Vanity thought #1026. Leeching off

A few days ago I discussed our unique devotion and dependence on Śrīmatī Rādhārāṇī that separates us from other vaiṣṇavas. There’s more to this topic and I want to touch on some of the implications.

In ISKCON, this realization, that we are actually devotees and servants of Śrīmatī Rādhārāṇī, is considered fairly advanced even in theory. This is not what we tell people first time we meet them on the streets and not even on their first visit to the temple. We don’t mention it in our Bhagavad Gītā classes and one would have listen to great many Śrimad Bhāgavatam lectures to finally hear it.

Even then, we don’t go into any details and we don’t express this philosophical postulate in our external service. We don’t change our mantras, we don’t stop praying to Kṛṣṇa, we don’t start singing bhājanas dedicated to Her, we don’t read books detailing Her service or describing those who are engaged in Her service – nothing, life goes on.

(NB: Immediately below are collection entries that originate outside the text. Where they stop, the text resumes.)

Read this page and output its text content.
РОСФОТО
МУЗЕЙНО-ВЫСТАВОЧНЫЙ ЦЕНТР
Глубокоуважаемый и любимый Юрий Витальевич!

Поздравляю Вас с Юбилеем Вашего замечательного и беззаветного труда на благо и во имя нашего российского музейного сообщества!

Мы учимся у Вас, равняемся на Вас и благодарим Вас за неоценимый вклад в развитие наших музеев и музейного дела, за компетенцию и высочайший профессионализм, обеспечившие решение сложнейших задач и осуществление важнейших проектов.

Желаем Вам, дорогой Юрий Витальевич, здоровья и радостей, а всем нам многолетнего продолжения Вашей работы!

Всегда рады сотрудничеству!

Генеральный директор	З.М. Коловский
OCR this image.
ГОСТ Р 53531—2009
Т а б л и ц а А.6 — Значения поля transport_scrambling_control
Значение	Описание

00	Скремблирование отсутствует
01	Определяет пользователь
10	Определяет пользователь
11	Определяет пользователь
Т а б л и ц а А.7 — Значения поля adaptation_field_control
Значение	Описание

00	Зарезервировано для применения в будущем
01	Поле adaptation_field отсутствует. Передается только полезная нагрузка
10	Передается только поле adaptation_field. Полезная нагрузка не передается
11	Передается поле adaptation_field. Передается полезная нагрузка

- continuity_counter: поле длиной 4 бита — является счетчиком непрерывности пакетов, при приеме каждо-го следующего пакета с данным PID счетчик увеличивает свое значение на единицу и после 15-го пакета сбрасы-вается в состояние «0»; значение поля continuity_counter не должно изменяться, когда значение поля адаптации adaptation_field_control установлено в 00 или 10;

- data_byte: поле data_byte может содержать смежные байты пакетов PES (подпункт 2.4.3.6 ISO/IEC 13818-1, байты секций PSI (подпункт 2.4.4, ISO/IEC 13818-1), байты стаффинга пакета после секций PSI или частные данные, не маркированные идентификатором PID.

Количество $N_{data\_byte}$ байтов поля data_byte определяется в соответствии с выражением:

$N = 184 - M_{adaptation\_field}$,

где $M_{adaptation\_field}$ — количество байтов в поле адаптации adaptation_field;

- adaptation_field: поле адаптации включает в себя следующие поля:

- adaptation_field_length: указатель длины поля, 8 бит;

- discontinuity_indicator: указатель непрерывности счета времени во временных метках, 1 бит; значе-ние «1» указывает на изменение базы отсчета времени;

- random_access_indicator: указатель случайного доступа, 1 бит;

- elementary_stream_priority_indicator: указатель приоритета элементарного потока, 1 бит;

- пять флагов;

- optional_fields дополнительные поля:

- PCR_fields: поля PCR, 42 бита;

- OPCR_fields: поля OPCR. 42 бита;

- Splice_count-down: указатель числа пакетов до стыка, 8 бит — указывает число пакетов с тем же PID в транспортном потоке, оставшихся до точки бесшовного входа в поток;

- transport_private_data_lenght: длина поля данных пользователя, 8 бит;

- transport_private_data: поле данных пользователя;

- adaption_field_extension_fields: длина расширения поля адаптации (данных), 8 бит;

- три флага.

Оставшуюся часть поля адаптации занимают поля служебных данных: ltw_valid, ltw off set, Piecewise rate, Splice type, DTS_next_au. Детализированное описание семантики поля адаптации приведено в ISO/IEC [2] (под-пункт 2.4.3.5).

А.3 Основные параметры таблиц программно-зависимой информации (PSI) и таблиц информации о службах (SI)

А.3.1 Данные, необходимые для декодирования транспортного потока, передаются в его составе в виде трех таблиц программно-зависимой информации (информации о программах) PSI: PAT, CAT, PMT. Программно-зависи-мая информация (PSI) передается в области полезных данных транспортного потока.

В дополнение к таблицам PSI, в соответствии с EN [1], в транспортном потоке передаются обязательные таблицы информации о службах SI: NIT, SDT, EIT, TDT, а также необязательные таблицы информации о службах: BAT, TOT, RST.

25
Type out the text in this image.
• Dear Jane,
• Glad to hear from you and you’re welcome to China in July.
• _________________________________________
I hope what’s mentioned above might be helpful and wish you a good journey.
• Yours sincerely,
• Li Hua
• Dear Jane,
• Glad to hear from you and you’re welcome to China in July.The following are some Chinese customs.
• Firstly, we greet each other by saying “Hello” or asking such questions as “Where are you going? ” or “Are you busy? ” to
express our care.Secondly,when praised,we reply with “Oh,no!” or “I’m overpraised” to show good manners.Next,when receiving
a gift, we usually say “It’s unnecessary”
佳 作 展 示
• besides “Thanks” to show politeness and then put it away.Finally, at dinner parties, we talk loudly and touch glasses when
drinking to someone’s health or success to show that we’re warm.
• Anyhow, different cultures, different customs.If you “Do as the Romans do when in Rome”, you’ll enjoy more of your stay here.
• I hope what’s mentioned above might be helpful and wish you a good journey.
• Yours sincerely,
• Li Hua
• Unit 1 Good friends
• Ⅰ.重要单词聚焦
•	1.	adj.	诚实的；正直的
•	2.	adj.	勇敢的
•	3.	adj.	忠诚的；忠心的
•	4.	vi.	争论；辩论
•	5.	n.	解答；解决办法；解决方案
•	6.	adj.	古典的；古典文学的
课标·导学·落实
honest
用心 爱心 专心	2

Those of us who jump ship to bābājīs of Vṛṇdāvana, however, make this realization their everyday reality. They greet each other with “Rādhe Rādhe”, for example. We still “Haribol” each other as we meet. They read up on Kṛṣṇa’s pastimes with Rādhārāṇī, we still read Kṛṣṇa book.

Even those who made it out to Gauḍīyā Maṭhas immediately become far more advanced than us, though that’s probably because Nārāyaṇa Mahārāja, we allege, took his philosophy from bābājīs rather than from Śrila Bhaktisiddhānta Sarasvatī, and devotees who leave for other maṭhas go there in search of spiritual highs so they need to be fed highly confidential pastimes to separate them from hoi polloi like us.

Same happens with those who leave for traditional Gauḍīyā gurus in Bengal. Some sort of differentiation from ISKCON is necessary for everyone and this often takes form in devotion to Rādhā, though smoking ganja and sexual exploits as means of self realization are not uncommon, too.

So, Rādhā, our “new” mistress, what should we know about Her and what should we do about it? As far as knowledge goes, we are restricted to books of Śrila Prabhupāda, and for a good reason – we can’t really discuss Her personality if we still maintain anarthas in our hearts.

They think that being devotee of Hers is the height of humility, as clearly follows from a quick look at the situation – it’s really being servants of the servants of the servants rather than trying to approach Kṛṣṇa directly. On reason is that we should realize our contamination and our limitations as devotees, and the other reason is that we should realize that if pleasing Kṛṣṇa is our goal then maximizing His pleasure should be a team effort, with those who are most suited for His enjoyment being placed at the front and those who He has relatively less interest in taking positions in the back.

Sometimes Kṛṣṇa lays His eyes on some girls other than Rādhā and because of Her unique and unsurpassed love for Him She goes to that girl and brings her to Kṛṣṇa, completely forgetting Her personal jealousy.

This is how we are expected to get Kṛṣṇa’s association – He would notice us and then His more intimate servants would come, pick us up, dust us off, maybe do a little make over, and shove us into Kṛṣṇa’s arms.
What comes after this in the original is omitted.